In the movies, people actually kill other people with hand-held rapid-fire weapons. In real life, this rarely happens. If it does, it happens with the first four or five slugs fired (as the unfortunate Dario could have testified, if he had ever been capable of testifying to anything again)。 After the first four or five, two things happen to a man—even a powerful one—trying to control such a weapon. The muzzle begins to rise, and the shooter himself begins to turn either right or left, depending on which unfortunate shoulder he has decided to bludgeon with the weapon’s recoil. In short, only a moron or a movie star would attempt the use of such a gun; it was like trying to shoot someone with a pneumatic drill.
For a moment Eddie was incapable of any action more constructive than staring at this perfect marvel of idiocy. Then he saw other men crowding through the door behind Tricks, and raised Roland’s revolver.
“Got him!” Tricks was screaming with the joyous hysteria of a man who has seen too many movies to be able to distinguish between what the script in his head says should be happening and what really is. “Got him! I got him! I g—”
Eddie pulled the trigger and vaporized Tricks from the eyebrows up. Judging from the man’s behavior, that was not a great deal.
Jesus Christ, when these things do shoot, they really blow holes in things, he thought.
There was a loud KA-BLAM from Eddie’s left. Something tore a hot gouge in his underdeveloped left bicep. He saw Balazar pointing the Mag at him from behind the corner of his card-littered desk. His shoulder was a dripping red mass. Eddie ducked as the Magnum crashed again.
23
Roland managed to get into a crouch, aimed at the first of the new men coming in through the door, and squeezed the trigger. He had rolled the cylinder, dumped the used loads and the duds onto the carpet, and had loaded this one fresh shell. He had done it with his teeth. Balazar had pinned Eddie down. If this one’s a dud, I think we’re both gone.
It wasn’t. The gun roared, recoiled in his hand, and Jimmy Haspio spun aside, the .45 he had been holding falling from his dying fingers.
Roland saw the other man duck back and then he was crawling through the splinters of wood and glass that littered the floor.
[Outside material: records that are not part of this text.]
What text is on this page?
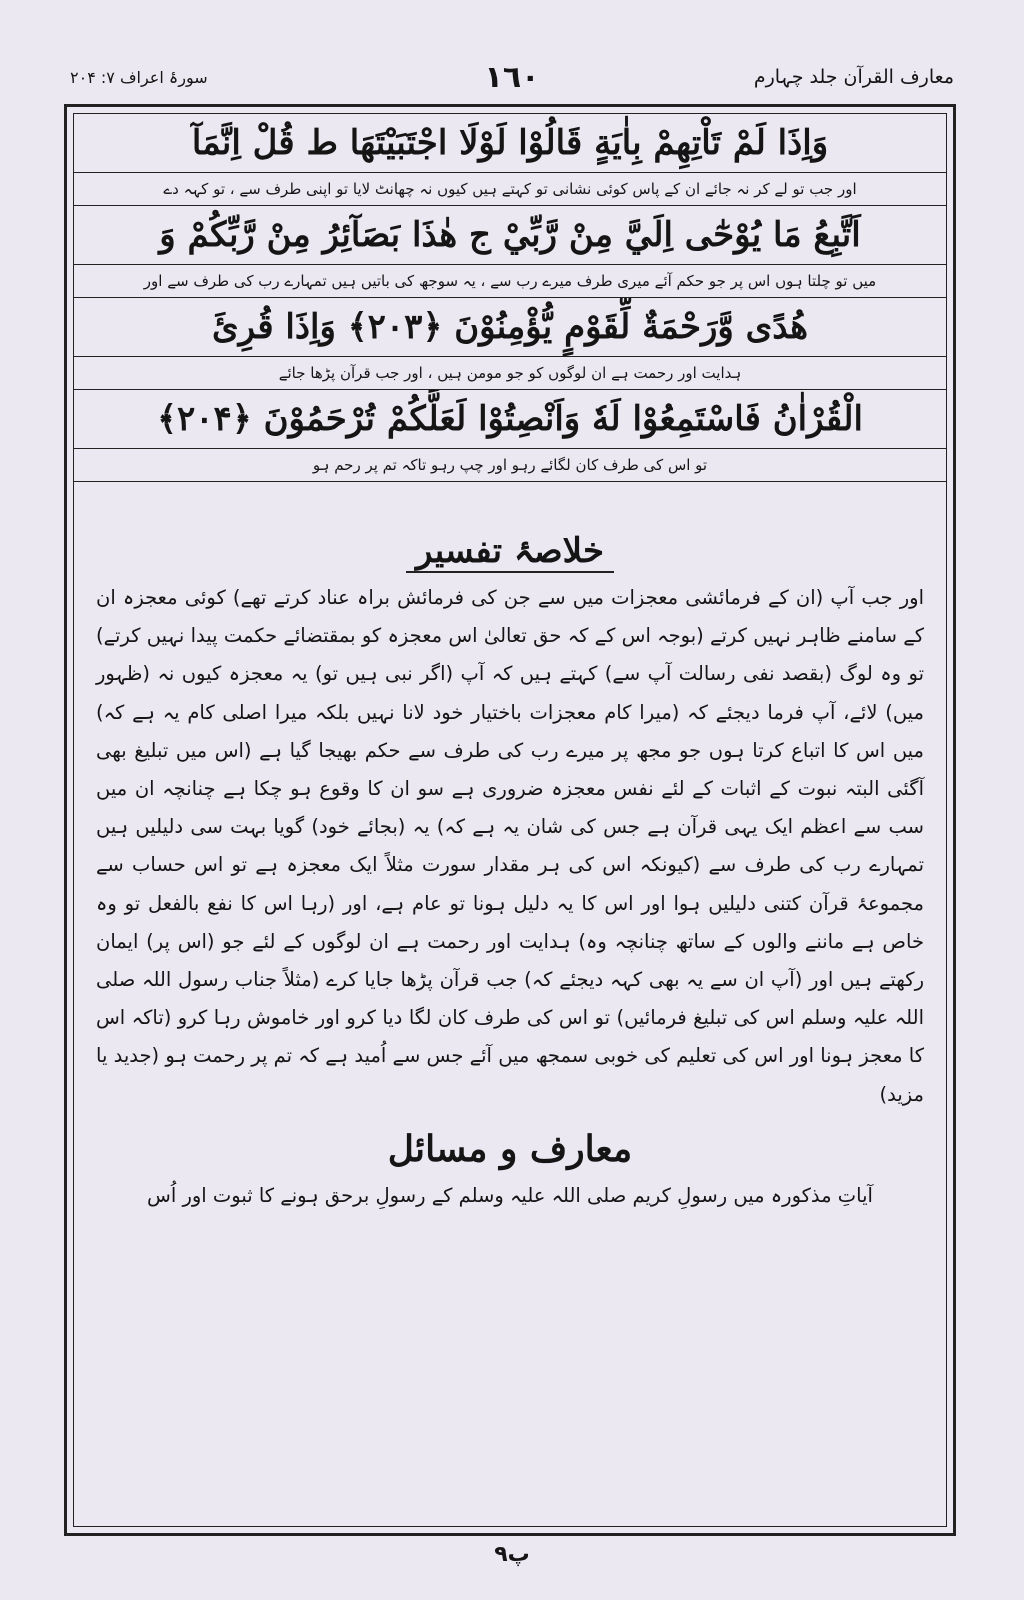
معارف القرآن جلد چہارم
١٦٠
سورۂ اعراف ۷: ۲۰۴
وَاِذَا لَمْ تَاْتِهِمْ بِاٰيَةٍ قَالُوْا لَوْلَا اجْتَبَيْتَهَا ط قُلْ اِنَّمَآ
اور جب تو لے کر نہ جائے ان کے پاس کوئی نشانی تو کہتے ہیں کیوں نہ چھانٹ لایا تو اپنی طرف سے ، تو کہہ دے
اَتَّبِعُ مَا يُوْحٰٓى اِلَيَّ مِنْ رَّبِّيْ ج هٰذَا بَصَآئِرُ مِنْ رَّبِّكُمْ وَ
میں تو چلتا ہوں اس پر جو حکم آئے میری طرف میرے رب سے ، یہ سوجھ کی باتیں ہیں تمہارے رب کی طرف سے اور
هُدًى وَّرَحْمَةٌ لِّقَوْمٍ يُّؤْمِنُوْنَ ﴿۲۰۳﴾ وَاِذَا قُرِئَ
ہدایت اور رحمت ہے ان لوگوں کو جو مومن ہیں ، اور جب قرآن پڑھا جائے
الْقُرْاٰنُ فَاسْتَمِعُوْا لَهٗ وَاَنْصِتُوْا لَعَلَّكُمْ تُرْحَمُوْنَ ﴿۲۰۴﴾
تو اس کی طرف کان لگائے رہو اور چپ رہو تاکہ تم پر رحم ہو
خلاصۂ تفسیر

اور جب آپ (ان کے فرمائشی معجزات میں سے جن کی فرمائش براہ عناد کرتے تھے) کوئی معجزہ ان کے سامنے ظاہر نہیں کرتے (بوجہ اس کے کہ حق تعالیٰ اس معجزہ کو بمقتضائے حکمت پیدا نہیں کرتے) تو وہ لوگ (بقصد نفی رسالت آپ سے) کہتے ہیں کہ آپ (اگر نبی ہیں تو) یہ معجزہ کیوں نہ (ظہور میں) لائے، آپ فرما دیجئے کہ (میرا کام معجزات باختیار خود لانا نہیں بلکہ میرا اصلی کام یہ ہے کہ) میں اس کا اتباع کرتا ہوں جو مجھ پر میرے رب کی طرف سے حکم بھیجا گیا ہے (اس میں تبلیغ بھی آگئی البتہ نبوت کے اثبات کے لئے نفس معجزہ ضروری ہے سو ان کا وقوع ہو چکا ہے چنانچہ ان میں سب سے اعظم ایک یہی قرآن ہے جس کی شان یہ ہے کہ) یہ (بجائے خود) گویا بہت سی دلیلیں ہیں تمہارے رب کی طرف سے (کیونکہ اس کی ہر مقدار سورت مثلاً ایک معجزہ ہے تو اس حساب سے مجموعۂ قرآن کتنی دلیلیں ہوا اور اس کا یہ دلیل ہونا تو عام ہے، اور (رہا اس کا نفع بالفعل تو وہ خاص ہے ماننے والوں کے ساتھ چنانچہ وہ) ہدایت اور رحمت ہے ان لوگوں کے لئے جو (اس پر) ایمان رکھتے ہیں اور (آپ ان سے یہ بھی کہہ دیجئے کہ) جب قرآن پڑھا جایا کرے (مثلاً جناب رسول اللہ صلی اللہ علیہ وسلم اس کی تبلیغ فرمائیں) تو اس کی طرف کان لگا دیا کرو اور خاموش رہا کرو (تاکہ اس کا معجز ہونا اور اس کی تعلیم کی خوبی سمجھ میں آئے جس سے اُمید ہے کہ تم پر رحمت ہو (جدید یا مزید)

معارف و مسائل
آیاتِ مذکورہ میں رسولِ کریم صلی اللہ علیہ وسلم کے رسولِ برحق ہونے کا ثبوت اور اُس
۹پ
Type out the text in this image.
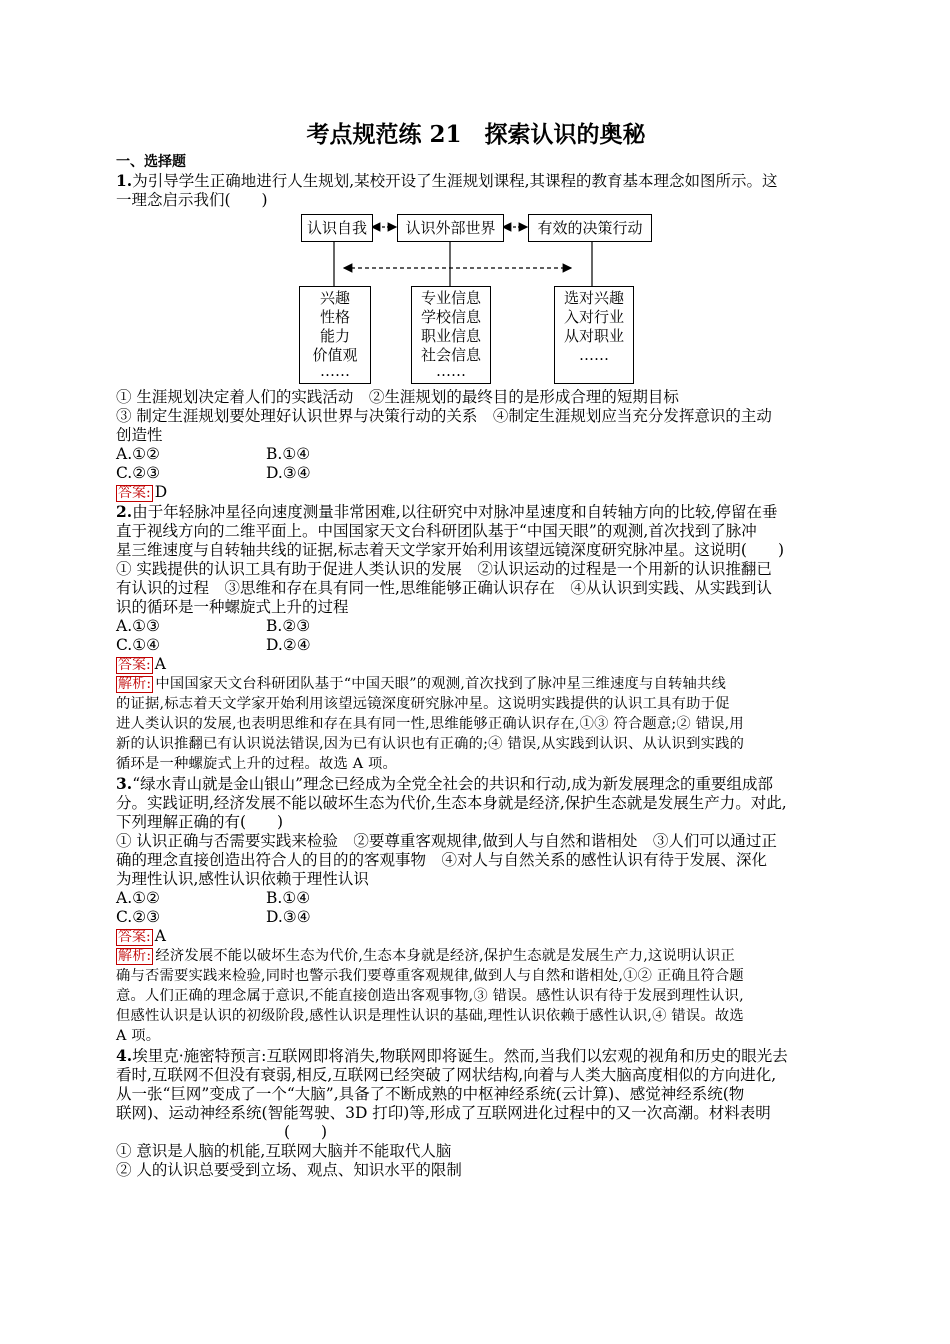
考点规范练 21　探索认识的奥秘
一、选择题

1.为引导学生正确地进行人生规划,某校开设了生涯规划课程,其课程的教育基本理念如图所示。这

一理念启示我们(　　)

认识自我	认识外部世界	有效的决策行动
兴趣
性格
能力
价值观
……
专业信息
学校信息
职业信息
社会信息
……
选对兴趣
入对行业
从对职业
……

① 生涯规划决定着人们的实践活动　②生涯规划的最终目的是形成合理的短期目标

③ 制定生涯规划要处理好认识世界与决策行动的关系　④制定生涯规划应当充分发挥意识的主动

创造性

A.①②	B.①④
C.②③	D.③④

答案: D

2.由于年轻脉冲星径向速度测量非常困难,以往研究中对脉冲星速度和自转轴方向的比较,停留在垂

直于视线方向的二维平面上。中国国家天文台科研团队基于“中国天眼”的观测,首次找到了脉冲

星三维速度与自转轴共线的证据,标志着天文学家开始利用该望远镜深度研究脉冲星。这说明(　　)

① 实践提供的认识工具有助于促进人类认识的发展　②认识运动的过程是一个用新的认识推翻已

有认识的过程　③思维和存在具有同一性,思维能够正确认识存在　④从认识到实践、从实践到认

识的循环是一种螺旋式上升的过程

A.①③	B.②③
C.①④	D.②④

答案: A

解析: 中国国家天文台科研团队基于“中国天眼”的观测,首次找到了脉冲星三维速度与自转轴共线
的证据,标志着天文学家开始利用该望远镜深度研究脉冲星。这说明实践提供的认识工具有助于促
进人类认识的发展,也表明思维和存在具有同一性,思维能够正确认识存在,①③ 符合题意;② 错误,用
新的认识推翻已有认识说法错误,因为已有认识也有正确的;④ 错误,从实践到认识、从认识到实践的
循环是一种螺旋式上升的过程。故选 A 项。

3.“绿水青山就是金山银山”理念已经成为全党全社会的共识和行动,成为新发展理念的重要组成部

分。实践证明,经济发展不能以破坏生态为代价,生态本身就是经济,保护生态就是发展生产力。对此,

下列理解正确的有(　　)

① 认识正确与否需要实践来检验　②要尊重客观规律,做到人与自然和谐相处　③人们可以通过正

确的理念直接创造出符合人的目的的客观事物　④对人与自然关系的感性认识有待于发展、深化

为理性认识,感性认识依赖于理性认识

A.①②	B.①④
C.②③	D.③④

答案: A

解析: 经济发展不能以破坏生态为代价,生态本身就是经济,保护生态就是发展生产力,这说明认识正
确与否需要实践来检验,同时也警示我们要尊重客观规律,做到人与自然和谐相处,①② 正确且符合题
意。人们正确的理念属于意识,不能直接创造出客观事物,③ 错误。感性认识有待于发展到理性认识,
但感性认识是认识的初级阶段,感性认识是理性认识的基础,理性认识依赖于感性认识,④ 错误。故选
A 项。

4.埃里克·施密特预言:互联网即将消失,物联网即将诞生。然而,当我们以宏观的视角和历史的眼光去

看时,互联网不但没有衰弱,相反,互联网已经突破了网状结构,向着与人类大脑高度相似的方向进化,

从一张“巨网”变成了一个“大脑”,具备了不断成熟的中枢神经系统(云计算)、感觉神经系统(物

联网)、运动神经系统(智能驾驶、3D 打印)等,形成了互联网进化过程中的又一次高潮。材料表明

(　　)

① 意识是人脑的机能,互联网大脑并不能取代人脑

② 人的认识总要受到立场、观点、知识水平的限制
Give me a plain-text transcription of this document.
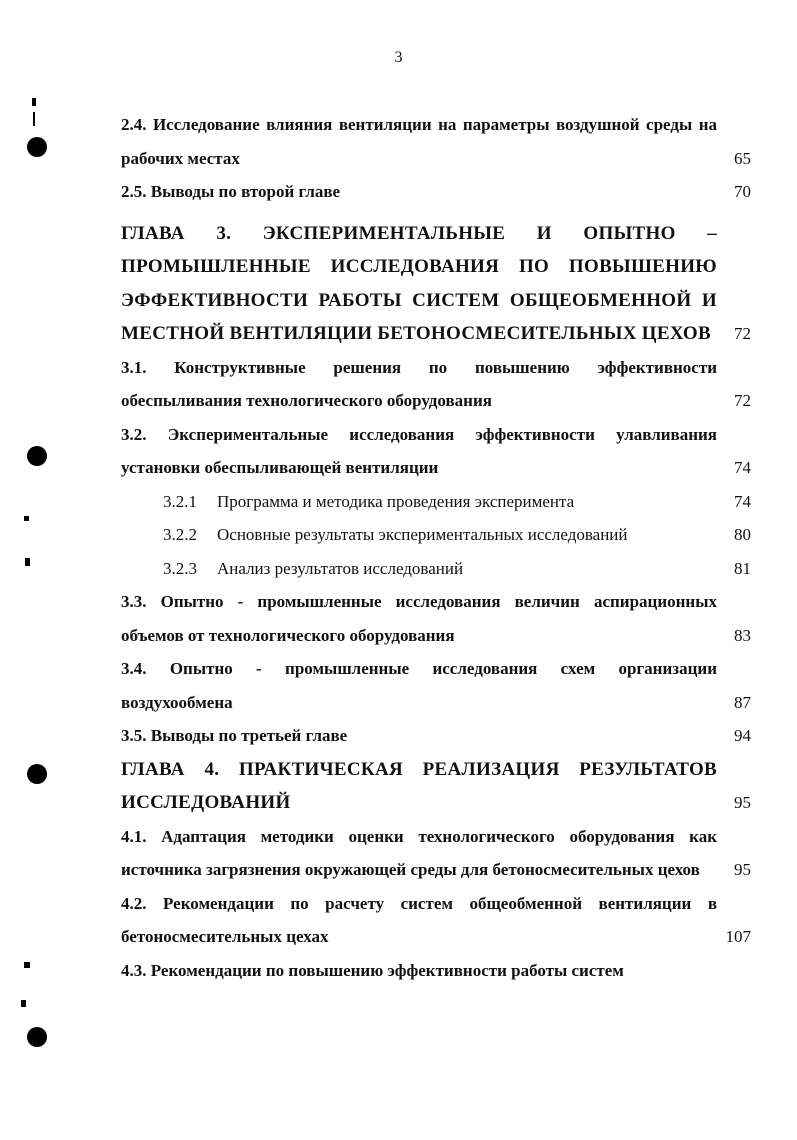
3
2.4. Исследование влияния вентиляции на параметры воздушной среды на рабочих местах	65
2.5. Выводы по второй главе	70
ГЛАВА 3. ЭКСПЕРИМЕНТАЛЬНЫЕ И ОПЫТНО – ПРОМЫШЛЕННЫЕ ИССЛЕДОВАНИЯ ПО ПОВЫШЕНИЮ ЭФФЕКТИВНОСТИ РАБОТЫ СИСТЕМ ОБЩЕОБМЕННОЙ И МЕСТНОЙ ВЕНТИЛЯЦИИ БЕТОНОСМЕСИТЕЛЬНЫХ ЦЕХОВ 72
3.1. Конструктивные решения по повышению эффективности обеспыливания технологического оборудования	72
3.2. Экспериментальные исследования эффективности улавливания установки обеспыливающей вентиляции	74
3.2.1 Программа и методика проведения эксперимента	74
3.2.2 Основные результаты экспериментальных исследований	80
3.2.3 Анализ результатов исследований	81
3.3. Опытно - промышленные исследования величин аспирационных объемов от технологического оборудования	83
3.4. Опытно - промышленные исследования схем организации воздухообмена	87
3.5. Выводы по третьей главе	94
ГЛАВА 4. ПРАКТИЧЕСКАЯ РЕАЛИЗАЦИЯ РЕЗУЛЬТАТОВ ИССЛЕДОВАНИЙ	95
4.1. Адаптация методики оценки технологического оборудования как источника загрязнения окружающей среды для бетоносмесительных цехов 95
4.2. Рекомендации по расчету систем общеобменной вентиляции в бетоносмесительных цехах	107
4.3. Рекомендации по повышению эффективности работы систем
He dropped his revolver back into its holster. The idea of reloading again with two of his right fingers missing was a joke.
Eddie was doing well. The gunslinger measured just how well by the fact that he was fighting naked. That was hard for a man. Sometimes impossible.
The gunslinger grabbed one of the automatic pistols Claudio Andolini had dropped.
“What are the rest of you guys waiting for?” Balazar screamed. “Jesus! Eat these guys!”
Big George Biondi and the other man from the supply room charged in through the door. The man from the supply room was bawling something in Italian.
Roland crawled to the corner of the desk. Eddie rose, aiming toward the door and the charging men. He knows Balazar’s there, waiting, but he thinks he’s the only one of us with a gun now, Roland thought. Here is another one ready to die for you, Roland. What great wrong did you ever do that you should inspire such terrible loyalty in so many?
Balazar rose, not seeing the gunslinger was now on his flank. Balazar was thinking of only one thing: finally putting an end to the goddam junkie who had brought this ruin down on his head.
“No,” the gunslinger said, and Balazar looked around at him, surprise stamped on his features.
“Fuck y—” Balazar began, bringing the Magnum around. The gunslinger shot him four times with Claudio’s automatic. It was a cheap little thing, not much better than a toy, and touching it made his hand feel dirty, but it was perhaps fitting to kill a despicable man with a despicable weapon.
Enrico Balazar died with an expression of terminal surprise on what remained of his face.
“Hi, George!” Eddie said, and pulled the trigger of the gunslinger’s revolver. That satisfying crash came again. No duds in this baby, Eddie thought crazily. I guess I must have gotten the good one. George got off one shot before Eddie’s bullet drove him back into the screaming man, bowling him over like a ninepin, but it went wild. An irrational but utterly persuasive feeling had come over him: a feeling that Roland’s gun held some magical, talismanic power of protection. As long as he held it, he couldn’t be hurt.